My point was about the attitude that they cannot possibly be persuaded. We are all very quick to attribute characteristics to every member of the opposition that are only deeply held by the most pernicious of them, with the others not really caring.

Embracing the attitude of “there exists irredeemables” can only lead to one final conclusion, and it’s not a pretty one.

At least for myself, writing off a significant segment of the population is more a way of absolving myself of my responsibility of talking with people whose attitudes are different from mine despite the help it might bring in getting better policy. It’s the intersection of my personal laziness with my brains desire to stereotype groups that I don’t interact with.

As an aside, oddly enough in studies, Republican supporters tend to be more accurate (although not terribly accurate) about how Democrat supporters would answer a survey than Democrats were capable of predicting what Republicans would answer.

Indeed. And certainly crafting a platform that has no appeal for racists is necessary and desirable. But I think you’d find much of Trump’s support simply doesn’t care about racism.

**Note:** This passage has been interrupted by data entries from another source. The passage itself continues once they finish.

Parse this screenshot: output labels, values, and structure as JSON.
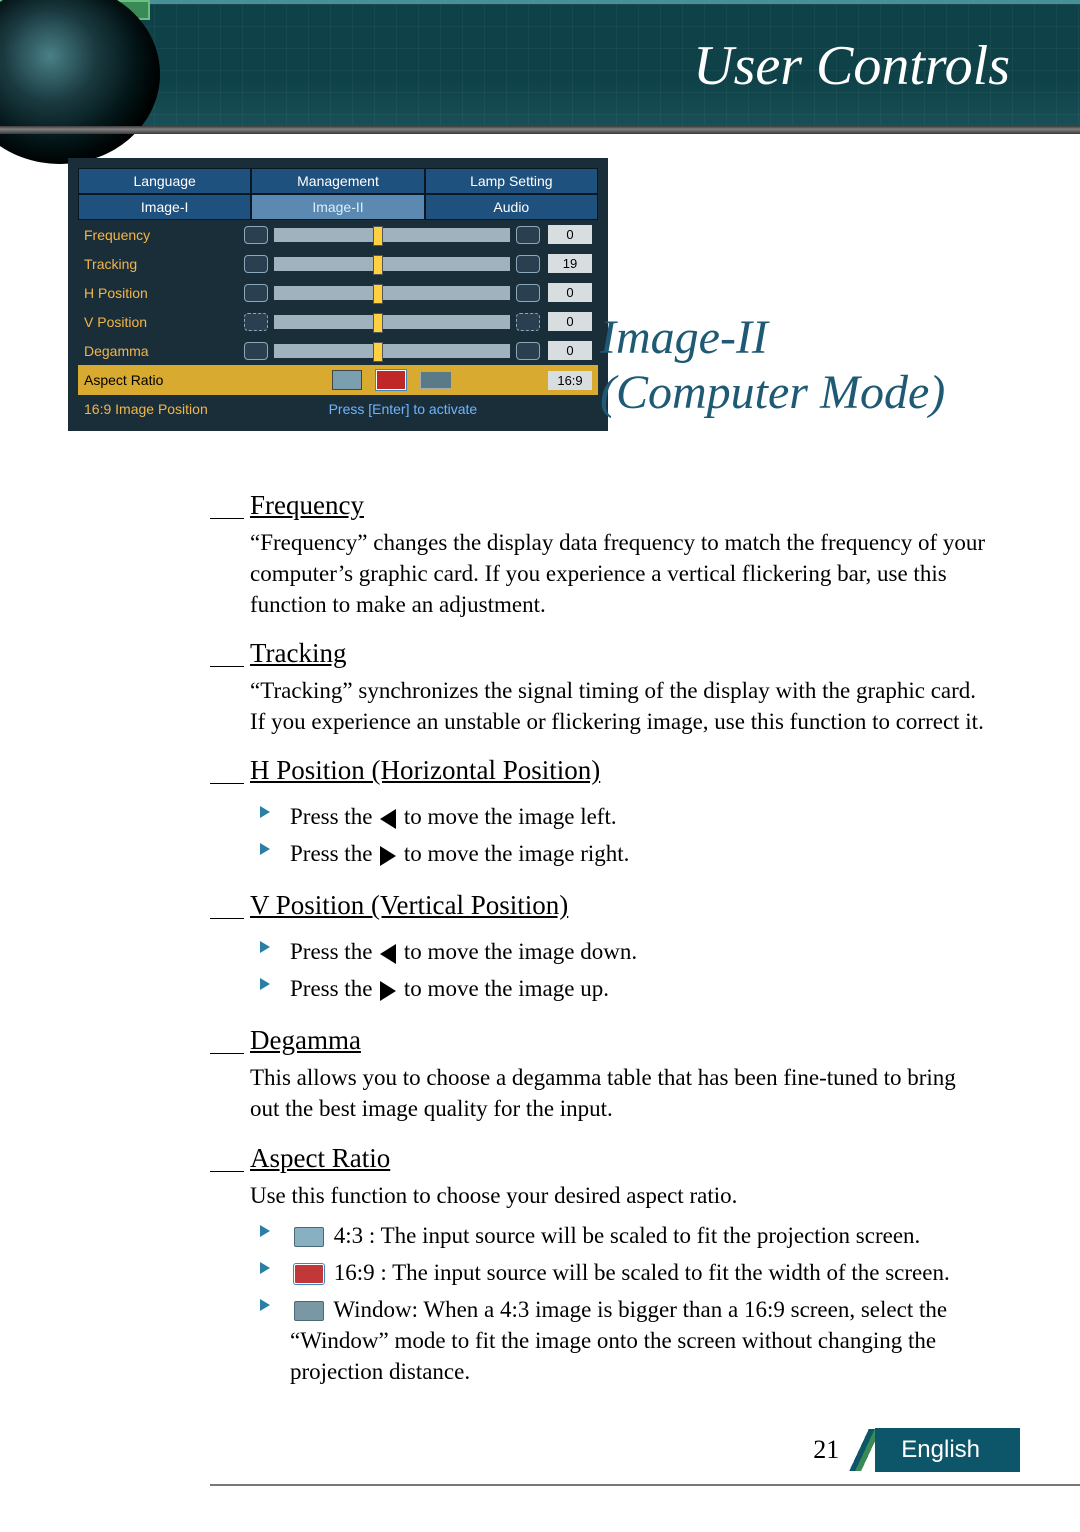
{
  "header": {
    "title": "User Controls"
  },
  "menu": {
    "tabs_row1": [
      "Language",
      "Management",
      "Lamp Setting"
    ],
    "tabs_row2": [
      "Image-I",
      "Image-II",
      "Audio"
    ],
    "active_tab_index": 1,
    "rows": [
      {
        "label": "Frequency",
        "value": "0"
      },
      {
        "label": "Tracking",
        "value": "19"
      },
      {
        "label": "H Position",
        "value": "0"
      },
      {
        "label": "V Position",
        "value": "0"
      },
      {
        "label": "Degamma",
        "value": "0"
      }
    ],
    "aspect_row": {
      "label": "Aspect Ratio",
      "value": "16:9"
    },
    "enter_row": {
      "label": "16:9 Image Position",
      "hint": "Press [Enter] to activate"
    }
  },
  "section_title_line1": "Image-II",
  "section_title_line2": "(Computer Mode)",
  "sections": {
    "frequency": {
      "head": "Frequency",
      "text": "“Frequency” changes the display data frequency to match the frequency of your computer’s graphic card. If you experience a vertical flickering bar, use this function to make an adjustment."
    },
    "tracking": {
      "head": "Tracking",
      "text": "“Tracking” synchronizes the signal timing of the display with the graphic card. If you experience an unstable or flickering image, use this function to correct it."
    },
    "hpos": {
      "head": "H Position (Horizontal Position)",
      "b1a": "Press the ",
      "b1b": " to move the image left.",
      "b2a": "Press the ",
      "b2b": " to move the image right."
    },
    "vpos": {
      "head": "V Position (Vertical Position)",
      "b1a": "Press the ",
      "b1b": " to move the image down.",
      "b2a": "Press the ",
      "b2b": " to move the image up."
    },
    "degamma": {
      "head": "Degamma",
      "text": "This allows you to choose a degamma table that has been fine-tuned to bring out the best image quality for the input."
    },
    "aspect": {
      "head": "Aspect Ratio",
      "intro": "Use this function to choose your desired aspect ratio.",
      "b1": " 4:3 : The input source will be scaled to fit the projection screen.",
      "b2": " 16:9 : The input source will be scaled to fit the width of the screen.",
      "b3": " Window: When a 4:3 image is bigger than a 16:9 screen, select the “Window” mode to fit the image onto the screen without changing the projection distance."
    }
  },
  "footer": {
    "page": "21",
    "lang": "English"
  },
  "colors": {
    "header_bg": "#0e4248",
    "accent_green": "#3a8a55",
    "menu_bg": "#1a2e3a",
    "tab_blue": "#1f517e",
    "tab_blue_light": "#5b89b2",
    "label_orange": "#f2b648",
    "highlight_yellow": "#d8aa30",
    "section_blue": "#1f5a74",
    "bullet_blue": "#2b7fa6",
    "footer_teal": "#0d5568"
  }
}
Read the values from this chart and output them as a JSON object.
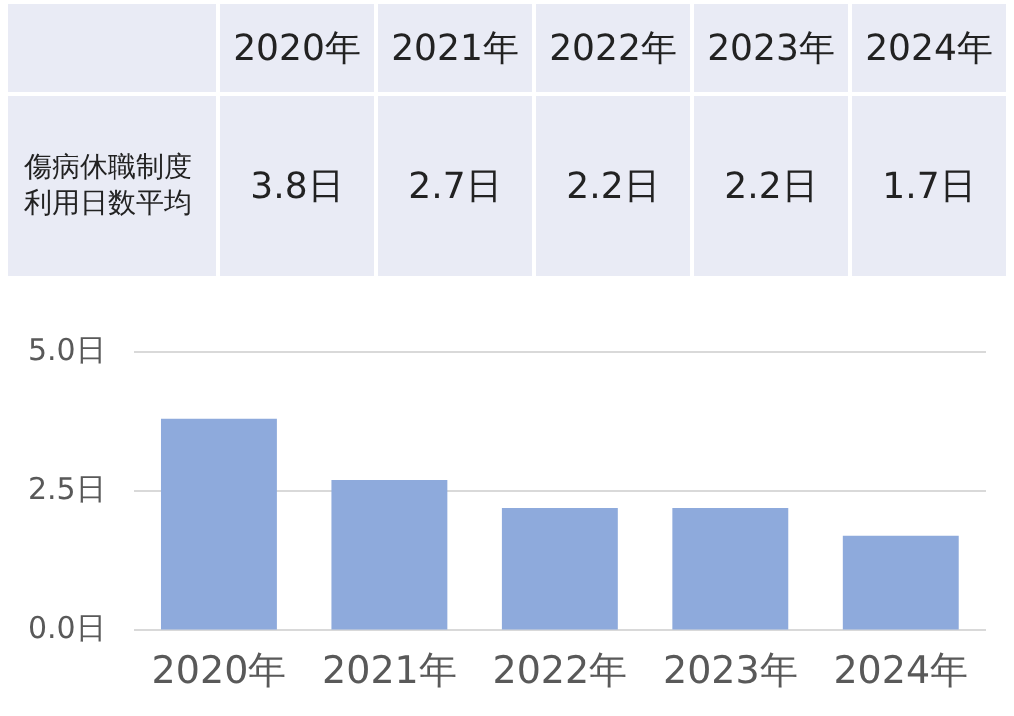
{
  "chart_data": {
    "type": "bar",
    "categories": [
      "2020年",
      "2021年",
      "2022年",
      "2023年",
      "2024年"
    ],
    "series": [
      {
        "name": "傷病休職制度利用日数平均",
        "color": "#8eaadc",
        "values": [
          3.8,
          2.7,
          2.2,
          2.2,
          1.7
        ],
        "value_labels": [
          "3.8日",
          "2.7日",
          "2.2日",
          "2.2日",
          "1.7日"
        ]
      }
    ],
    "ylim": [
      0,
      5
    ],
    "yticks": [
      {
        "value": 0,
        "label": "0.0日"
      },
      {
        "value": 2.5,
        "label": "2.5日"
      },
      {
        "value": 5,
        "label": "5.0日"
      }
    ],
    "grid": "y",
    "legend": false
  }
}
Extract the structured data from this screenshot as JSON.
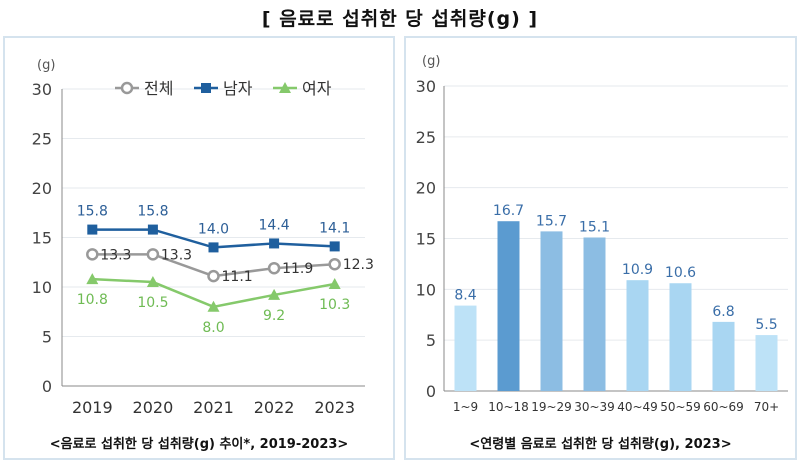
{
  "page": {
    "title": "[ 음료로 섭취한 당 섭취량(g) ]"
  },
  "colors": {
    "total": "#999999",
    "male": "#1f5f9e",
    "female": "#85c96b",
    "grid": "#e6eaee",
    "panel_border": "#d5e3ee",
    "bar_highlight": "#5b9bd0",
    "bar_mid": "#8cbde3",
    "bar_light": "#a9d6f2",
    "bar_pale": "#bde2f7",
    "bar_label": "#3a6ea8"
  },
  "chart_data": [
    {
      "type": "line",
      "caption": "<음료로 섭취한 당 섭취량(g) 추이*, 2019-2023>",
      "ylabel": "(g)",
      "ylim": [
        0,
        30
      ],
      "yticks": [
        0,
        5,
        10,
        15,
        20,
        25,
        30
      ],
      "x": [
        "2019",
        "2020",
        "2021",
        "2022",
        "2023"
      ],
      "grid": true,
      "legend_position": "top",
      "series": [
        {
          "name": "전체",
          "key": "total",
          "marker": "circle",
          "values": [
            13.3,
            13.3,
            11.1,
            11.9,
            12.3
          ]
        },
        {
          "name": "남자",
          "key": "male",
          "marker": "square",
          "values": [
            15.8,
            15.8,
            14.0,
            14.4,
            14.1
          ]
        },
        {
          "name": "여자",
          "key": "female",
          "marker": "triangle",
          "values": [
            10.8,
            10.5,
            8.0,
            9.2,
            10.3
          ]
        }
      ]
    },
    {
      "type": "bar",
      "caption": "<연령별 음료로 섭취한 당 섭취량(g), 2023>",
      "ylabel": "(g)",
      "ylim": [
        0,
        30
      ],
      "yticks": [
        0,
        5,
        10,
        15,
        20,
        25,
        30
      ],
      "grid": true,
      "categories": [
        "1~9",
        "10~18",
        "19~29",
        "30~39",
        "40~49",
        "50~59",
        "60~69",
        "70+"
      ],
      "values": [
        8.4,
        16.7,
        15.7,
        15.1,
        10.9,
        10.6,
        6.8,
        5.5
      ],
      "bar_colors": [
        "#bde2f7",
        "#5b9bd0",
        "#8cbde3",
        "#8cbde3",
        "#a9d6f2",
        "#a9d6f2",
        "#a9d6f2",
        "#bde2f7"
      ]
    }
  ]
}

The crossover between would-be Sanders voters and Trump voters was not zero.

And while not caring about racism is pretty large character flaw, I’d say it’s one that can be brought into the fold.

And since leaders have influence, I’d rather them following someone who encourages their better natures rather than a leader that is served by their basest fears.

My point is that we don’t need to appeal to them, because there are plenty of people who can vote, but don’t because they feel alienated.

If you have to do that by catering to racist views or not dismantling the racist system we live in, it’s a non-starter.

me too. If they won’t get on board with improving life in a variety of ways, that helps specific groups of people that aren’t JUST them, we can do it without them.